Three types of cutoffs are provided, for compatibility: trusted_cutoff (TC), gathering threshold (GA), and noise_cutoff (NC). In this library, TC and GA are always set to be identical. If NC is set to be the same as TC, this indicates that the noise cutoff has not yet been manually reviewed. Because all three types of cutoff are provided, searches may be performed using any of the HMMER package switches, --cut_tc, --cut_ga, or --cut_nc. AMRFinder uses --cut_tc.

Gene/Protein Hierarchy

AMRFinder treats all families and alleles of AMR proteins as nodes in hierarchical tree. Below is an example of the parent-child relationships for a beta-lactamase allele and the broader families that contain it.

bla - beta-lactamase
  bla-A - class A beta-lactamase
    bla-A_carba - carbapenem-hydrolyzing class A beta-lactamase
      blaKPC - KPC family carbapenem-hydrolyzing class A beta-lactamase
        blaKPC-2 - carbapenem-hydrolyzing class A beta-lactamase KPC-2 (allele)

Evidence used to annotate proteins relies on HMM and BLAST. AMRFinder will assign the most specific name it can find that is justified by the evidence. In the example shown above, the bottom level represents an allele. Assigning an AMR protein to a specific allele requires a 100% identity BLAST match.
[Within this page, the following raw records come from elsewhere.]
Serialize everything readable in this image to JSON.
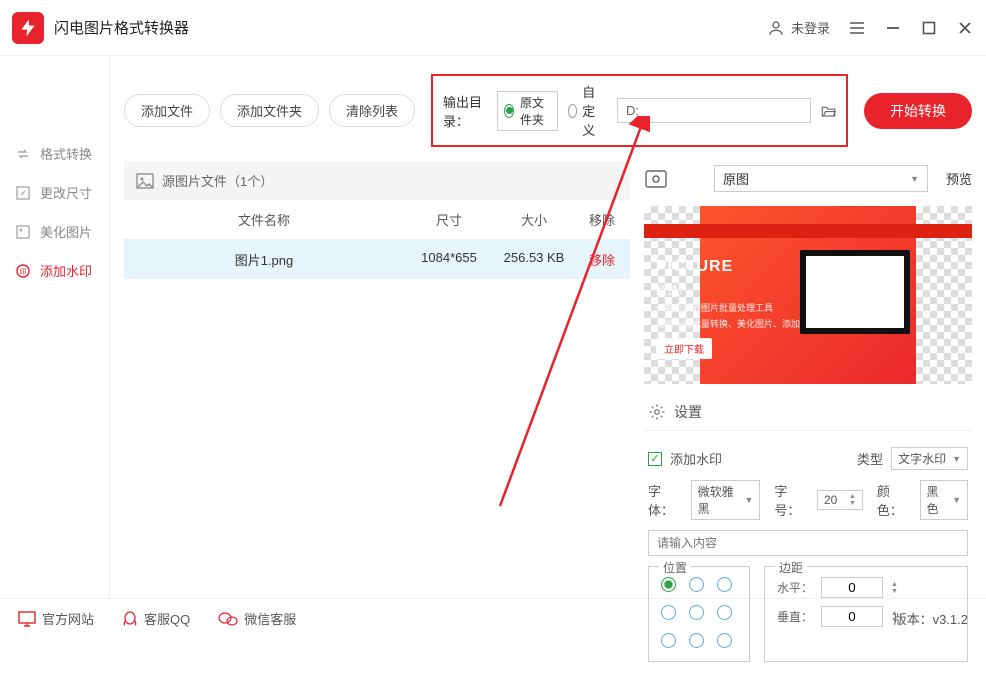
{
  "titlebar": {
    "app_title": "闪电图片格式转换器",
    "login": "未登录"
  },
  "sidebar": {
    "items": [
      {
        "label": "格式转换"
      },
      {
        "label": "更改尺寸"
      },
      {
        "label": "美化图片"
      },
      {
        "label": "添加水印"
      }
    ]
  },
  "toolbar": {
    "add_file": "添加文件",
    "add_folder": "添加文件夹",
    "clear_list": "清除列表",
    "output_label": "输出目录：",
    "opt_original": "原文件夹",
    "opt_custom": "自定义",
    "path": "D:",
    "start": "开始转换"
  },
  "source": {
    "header": "源图片文件（1个）",
    "cols": {
      "name": "文件名称",
      "size": "尺寸",
      "bytes": "大小",
      "remove": "移除"
    },
    "rows": [
      {
        "name": "图片1.png",
        "size": "1084*655",
        "bytes": "256.53 KB",
        "remove": "移除"
      }
    ]
  },
  "preview": {
    "select_label": "原图",
    "title": "预览",
    "inner": {
      "picture": "PICTURE",
      "sub": "超赞！",
      "desc1": "一款全新的图片批量处理工具",
      "desc2": "支持一键批量转换、美化图片、添加水印等功能",
      "download": "立即下载"
    }
  },
  "settings": {
    "title": "设置",
    "add_watermark": "添加水印",
    "type_label": "类型",
    "type_value": "文字水印",
    "font_label": "字体：",
    "font_value": "微软雅黑",
    "size_label": "字号：",
    "size_value": "20",
    "color_label": "颜色：",
    "color_value": "黑色",
    "text_placeholder": "请输入内容",
    "position_label": "位置",
    "margin_label": "边距",
    "h_label": "水平：",
    "h_value": "0",
    "v_label": "垂直：",
    "v_value": "0"
  },
  "footer": {
    "website": "官方网站",
    "qq": "客服QQ",
    "wechat": "微信客服",
    "version": "版本：v3.1.2"
  }
}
Each higher level node may have an associated HMM, with defined cutoff scores that make assignment to that family deterministic. Not every (non-allele) node has its own HMM, but every AMR protein is covered by at least one HMM somewhere above it in the hierarchy.

Note that some nodes in the hierarchy group together child families that are not necessarily related by homology. Such nodes will always lack an HMM. For example, the family bla ("beta-lactamase") contains child families bla-A ("class A beta-lactamase") and "metallo-beta-lactamase"), which are similar in function but lack any sequence homology to each other.